Warning, this is gross, but it is clinically sound…
At the point of collapse, at the end of your rope, pee into a bottle – like an empty sport-drink bottle. Try to fill either a full quart, or exactly half a quart. Then let it evaporate. When all the water is gone, what is left is mostly salt, including ammonia salts and phosphate soda. Remember blood has about 2tsp of salt per quart (~10gms/qt). Pee reflects what your blood was like at the end of the race. If there’s less than 2tsp/qt, then you needed more electrolyte supplements. If there’s more than that, you took too much.

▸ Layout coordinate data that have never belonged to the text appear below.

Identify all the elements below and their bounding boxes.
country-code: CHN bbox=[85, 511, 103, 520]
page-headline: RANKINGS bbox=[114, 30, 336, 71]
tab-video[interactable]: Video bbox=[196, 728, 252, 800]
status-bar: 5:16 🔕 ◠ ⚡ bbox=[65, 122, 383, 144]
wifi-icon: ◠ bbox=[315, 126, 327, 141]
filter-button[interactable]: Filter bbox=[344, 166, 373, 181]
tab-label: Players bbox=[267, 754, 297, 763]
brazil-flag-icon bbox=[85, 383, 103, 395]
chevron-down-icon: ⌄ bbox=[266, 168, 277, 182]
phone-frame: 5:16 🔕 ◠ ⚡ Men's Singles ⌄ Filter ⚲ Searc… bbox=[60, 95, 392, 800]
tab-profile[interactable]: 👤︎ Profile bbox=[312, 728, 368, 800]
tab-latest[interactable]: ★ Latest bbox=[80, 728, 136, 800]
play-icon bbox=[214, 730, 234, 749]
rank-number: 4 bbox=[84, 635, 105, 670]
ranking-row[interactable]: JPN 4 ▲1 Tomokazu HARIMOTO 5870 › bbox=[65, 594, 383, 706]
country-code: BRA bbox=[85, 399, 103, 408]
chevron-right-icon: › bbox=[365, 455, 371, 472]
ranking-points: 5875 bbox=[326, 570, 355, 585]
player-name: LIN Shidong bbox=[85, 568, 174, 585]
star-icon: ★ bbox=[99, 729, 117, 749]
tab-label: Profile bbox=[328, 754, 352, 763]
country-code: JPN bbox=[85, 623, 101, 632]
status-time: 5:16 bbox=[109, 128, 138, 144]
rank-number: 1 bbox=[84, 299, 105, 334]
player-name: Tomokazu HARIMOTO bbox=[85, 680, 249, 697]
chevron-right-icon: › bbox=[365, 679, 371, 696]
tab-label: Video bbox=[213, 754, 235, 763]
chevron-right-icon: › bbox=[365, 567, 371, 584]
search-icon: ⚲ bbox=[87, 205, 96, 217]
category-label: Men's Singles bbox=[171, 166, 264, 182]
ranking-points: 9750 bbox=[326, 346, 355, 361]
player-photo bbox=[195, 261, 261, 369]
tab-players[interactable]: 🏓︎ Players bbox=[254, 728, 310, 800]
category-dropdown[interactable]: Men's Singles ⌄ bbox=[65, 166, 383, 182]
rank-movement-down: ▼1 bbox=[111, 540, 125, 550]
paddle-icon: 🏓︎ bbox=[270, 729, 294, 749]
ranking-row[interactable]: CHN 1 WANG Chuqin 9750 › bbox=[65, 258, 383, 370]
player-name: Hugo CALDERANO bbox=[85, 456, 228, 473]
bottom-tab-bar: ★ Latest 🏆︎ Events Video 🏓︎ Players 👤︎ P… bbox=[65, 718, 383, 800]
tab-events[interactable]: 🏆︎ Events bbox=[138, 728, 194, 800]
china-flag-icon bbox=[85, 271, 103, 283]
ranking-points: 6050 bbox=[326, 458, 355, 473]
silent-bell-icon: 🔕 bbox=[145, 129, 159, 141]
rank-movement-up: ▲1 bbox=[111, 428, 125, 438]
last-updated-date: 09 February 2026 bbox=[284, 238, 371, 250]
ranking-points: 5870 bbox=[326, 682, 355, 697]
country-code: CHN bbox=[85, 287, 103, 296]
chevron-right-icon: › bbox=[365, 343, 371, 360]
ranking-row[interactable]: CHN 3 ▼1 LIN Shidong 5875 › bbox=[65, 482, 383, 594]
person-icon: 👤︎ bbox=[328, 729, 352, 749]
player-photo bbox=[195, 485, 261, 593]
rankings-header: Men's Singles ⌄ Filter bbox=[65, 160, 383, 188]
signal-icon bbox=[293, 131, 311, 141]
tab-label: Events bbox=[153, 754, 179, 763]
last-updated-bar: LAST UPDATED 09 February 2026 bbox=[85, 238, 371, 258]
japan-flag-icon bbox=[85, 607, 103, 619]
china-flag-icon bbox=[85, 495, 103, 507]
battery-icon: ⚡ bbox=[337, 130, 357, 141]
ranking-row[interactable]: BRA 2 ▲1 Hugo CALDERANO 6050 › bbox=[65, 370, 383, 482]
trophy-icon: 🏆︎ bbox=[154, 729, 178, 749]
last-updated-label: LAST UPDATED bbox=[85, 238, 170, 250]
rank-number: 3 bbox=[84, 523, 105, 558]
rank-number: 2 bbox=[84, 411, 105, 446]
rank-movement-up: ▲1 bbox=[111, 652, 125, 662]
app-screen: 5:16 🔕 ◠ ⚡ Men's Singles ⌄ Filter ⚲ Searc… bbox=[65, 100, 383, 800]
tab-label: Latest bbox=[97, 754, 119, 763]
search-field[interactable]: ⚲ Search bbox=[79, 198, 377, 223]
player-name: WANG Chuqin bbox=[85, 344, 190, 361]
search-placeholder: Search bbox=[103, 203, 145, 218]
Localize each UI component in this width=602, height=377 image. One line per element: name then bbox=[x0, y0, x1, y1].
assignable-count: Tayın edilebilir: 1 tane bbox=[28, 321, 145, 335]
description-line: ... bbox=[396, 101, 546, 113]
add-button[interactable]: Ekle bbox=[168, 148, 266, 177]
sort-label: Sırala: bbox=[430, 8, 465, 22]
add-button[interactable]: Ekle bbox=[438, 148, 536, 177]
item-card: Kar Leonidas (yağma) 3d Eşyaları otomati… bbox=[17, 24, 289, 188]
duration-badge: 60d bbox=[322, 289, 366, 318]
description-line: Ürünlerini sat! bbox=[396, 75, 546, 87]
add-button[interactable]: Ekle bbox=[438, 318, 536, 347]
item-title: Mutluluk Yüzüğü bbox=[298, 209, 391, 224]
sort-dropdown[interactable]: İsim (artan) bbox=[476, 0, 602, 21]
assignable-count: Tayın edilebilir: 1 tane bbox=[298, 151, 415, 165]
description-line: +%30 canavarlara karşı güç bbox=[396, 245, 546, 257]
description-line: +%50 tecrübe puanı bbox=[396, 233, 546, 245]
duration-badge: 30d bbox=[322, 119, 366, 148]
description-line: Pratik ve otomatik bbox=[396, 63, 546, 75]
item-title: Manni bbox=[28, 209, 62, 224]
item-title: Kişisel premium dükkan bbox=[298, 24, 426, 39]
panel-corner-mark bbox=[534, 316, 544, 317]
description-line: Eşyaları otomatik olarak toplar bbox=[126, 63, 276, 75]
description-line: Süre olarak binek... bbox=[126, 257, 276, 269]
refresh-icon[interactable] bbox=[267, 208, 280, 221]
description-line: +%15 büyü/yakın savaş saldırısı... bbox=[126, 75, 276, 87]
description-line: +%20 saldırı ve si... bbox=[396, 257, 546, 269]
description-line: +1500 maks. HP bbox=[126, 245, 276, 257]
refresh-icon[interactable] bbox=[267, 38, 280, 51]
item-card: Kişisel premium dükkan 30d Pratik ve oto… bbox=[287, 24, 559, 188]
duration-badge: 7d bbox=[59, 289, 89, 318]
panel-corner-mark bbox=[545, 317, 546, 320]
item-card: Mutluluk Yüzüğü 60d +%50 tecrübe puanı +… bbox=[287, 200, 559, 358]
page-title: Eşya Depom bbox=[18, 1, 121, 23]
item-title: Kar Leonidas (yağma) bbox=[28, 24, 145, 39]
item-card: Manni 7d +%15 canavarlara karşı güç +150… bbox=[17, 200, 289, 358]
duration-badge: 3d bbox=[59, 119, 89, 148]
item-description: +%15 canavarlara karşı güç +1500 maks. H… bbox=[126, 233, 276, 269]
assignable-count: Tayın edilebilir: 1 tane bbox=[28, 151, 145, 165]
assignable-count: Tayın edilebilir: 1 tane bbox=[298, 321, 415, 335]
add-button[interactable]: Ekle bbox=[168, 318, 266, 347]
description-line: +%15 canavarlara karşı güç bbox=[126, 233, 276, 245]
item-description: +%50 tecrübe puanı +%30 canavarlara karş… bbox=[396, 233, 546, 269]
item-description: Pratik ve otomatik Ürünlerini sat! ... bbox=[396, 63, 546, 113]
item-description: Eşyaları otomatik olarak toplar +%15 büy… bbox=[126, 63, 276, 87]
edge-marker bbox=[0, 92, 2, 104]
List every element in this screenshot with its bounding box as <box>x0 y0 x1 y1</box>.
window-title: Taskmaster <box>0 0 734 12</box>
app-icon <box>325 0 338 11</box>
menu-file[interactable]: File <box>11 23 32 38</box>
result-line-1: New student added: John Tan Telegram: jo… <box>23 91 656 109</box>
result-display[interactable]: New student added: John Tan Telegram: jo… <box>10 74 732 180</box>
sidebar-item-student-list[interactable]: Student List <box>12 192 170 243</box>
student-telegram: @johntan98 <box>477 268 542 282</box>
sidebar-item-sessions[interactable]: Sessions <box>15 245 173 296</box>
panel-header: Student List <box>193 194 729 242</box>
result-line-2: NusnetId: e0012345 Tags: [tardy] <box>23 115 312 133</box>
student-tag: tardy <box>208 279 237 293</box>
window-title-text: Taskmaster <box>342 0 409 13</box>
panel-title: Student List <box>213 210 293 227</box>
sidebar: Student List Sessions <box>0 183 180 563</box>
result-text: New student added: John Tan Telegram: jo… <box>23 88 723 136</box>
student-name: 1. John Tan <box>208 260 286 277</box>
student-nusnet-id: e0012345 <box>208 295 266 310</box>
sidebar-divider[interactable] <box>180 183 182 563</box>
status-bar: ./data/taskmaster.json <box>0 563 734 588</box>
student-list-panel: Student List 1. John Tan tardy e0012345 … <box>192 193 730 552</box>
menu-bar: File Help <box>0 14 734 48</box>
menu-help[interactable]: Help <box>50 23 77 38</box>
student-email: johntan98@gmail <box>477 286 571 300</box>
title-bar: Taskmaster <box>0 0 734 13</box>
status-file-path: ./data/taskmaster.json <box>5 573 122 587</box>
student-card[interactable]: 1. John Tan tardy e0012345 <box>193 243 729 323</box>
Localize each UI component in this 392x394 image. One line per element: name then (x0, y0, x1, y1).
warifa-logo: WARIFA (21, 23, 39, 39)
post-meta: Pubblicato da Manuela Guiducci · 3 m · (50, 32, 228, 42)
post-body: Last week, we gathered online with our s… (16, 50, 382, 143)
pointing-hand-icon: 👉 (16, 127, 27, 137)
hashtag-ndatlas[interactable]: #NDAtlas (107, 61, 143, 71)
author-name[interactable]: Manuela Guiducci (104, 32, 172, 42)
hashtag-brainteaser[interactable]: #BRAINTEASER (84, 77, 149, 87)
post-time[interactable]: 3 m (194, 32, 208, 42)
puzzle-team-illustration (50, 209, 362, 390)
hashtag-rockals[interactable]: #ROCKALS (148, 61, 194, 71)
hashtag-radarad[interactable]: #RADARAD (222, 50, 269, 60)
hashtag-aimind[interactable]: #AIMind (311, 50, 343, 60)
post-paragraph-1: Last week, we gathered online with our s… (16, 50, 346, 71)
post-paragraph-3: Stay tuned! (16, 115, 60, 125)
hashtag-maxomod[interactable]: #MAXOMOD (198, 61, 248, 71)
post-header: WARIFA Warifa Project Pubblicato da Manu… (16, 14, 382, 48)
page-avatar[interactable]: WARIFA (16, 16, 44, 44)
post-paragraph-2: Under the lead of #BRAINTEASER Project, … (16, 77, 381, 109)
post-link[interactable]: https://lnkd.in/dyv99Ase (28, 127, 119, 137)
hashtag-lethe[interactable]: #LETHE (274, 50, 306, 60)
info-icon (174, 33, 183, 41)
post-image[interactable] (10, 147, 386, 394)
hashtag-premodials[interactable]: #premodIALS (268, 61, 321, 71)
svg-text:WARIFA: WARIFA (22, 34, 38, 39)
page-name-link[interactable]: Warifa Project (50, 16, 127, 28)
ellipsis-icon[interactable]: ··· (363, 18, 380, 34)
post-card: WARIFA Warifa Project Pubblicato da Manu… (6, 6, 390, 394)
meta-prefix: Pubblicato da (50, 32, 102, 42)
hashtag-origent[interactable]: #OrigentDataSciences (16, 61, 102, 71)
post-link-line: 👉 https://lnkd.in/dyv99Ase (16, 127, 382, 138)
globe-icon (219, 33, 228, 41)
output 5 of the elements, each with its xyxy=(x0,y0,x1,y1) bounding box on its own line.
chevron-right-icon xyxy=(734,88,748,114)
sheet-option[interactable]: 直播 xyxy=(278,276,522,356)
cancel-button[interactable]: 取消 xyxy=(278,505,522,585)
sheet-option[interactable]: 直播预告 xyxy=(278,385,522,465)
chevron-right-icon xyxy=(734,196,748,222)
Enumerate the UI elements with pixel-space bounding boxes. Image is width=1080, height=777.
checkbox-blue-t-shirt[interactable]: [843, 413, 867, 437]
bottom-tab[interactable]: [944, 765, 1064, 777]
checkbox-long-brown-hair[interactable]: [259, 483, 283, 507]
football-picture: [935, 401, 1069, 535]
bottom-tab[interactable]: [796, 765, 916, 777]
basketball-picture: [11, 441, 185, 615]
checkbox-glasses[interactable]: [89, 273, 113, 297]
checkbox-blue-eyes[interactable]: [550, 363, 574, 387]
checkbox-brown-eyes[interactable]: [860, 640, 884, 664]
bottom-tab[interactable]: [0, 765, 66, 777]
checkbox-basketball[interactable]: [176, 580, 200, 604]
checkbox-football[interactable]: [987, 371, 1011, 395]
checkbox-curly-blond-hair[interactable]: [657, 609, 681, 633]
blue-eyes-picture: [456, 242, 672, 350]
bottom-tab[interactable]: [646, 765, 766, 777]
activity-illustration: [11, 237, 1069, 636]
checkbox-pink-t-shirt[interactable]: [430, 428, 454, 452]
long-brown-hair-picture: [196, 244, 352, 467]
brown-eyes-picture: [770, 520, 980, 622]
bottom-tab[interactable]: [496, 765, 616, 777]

You can use a scale designed for light-accurate measurements, like a digital food scale that can flip from ounces to grams. Measure the whole bottle with the dried contents, then record the weight. Next, clean and dry the bottle thoroughly and weigh it again. After subtracting your bottle weight, you should have an accurate weight for salt. Then finish by multiplying, if you needed, to extrapolate a full quart.
Don’t ever forget the lesson from the sea – no matter how much sea water you drink, you will die of dehydration. If you pop electrolyte supplements like candy, you are basically drinking sea water and your body will react accordingly.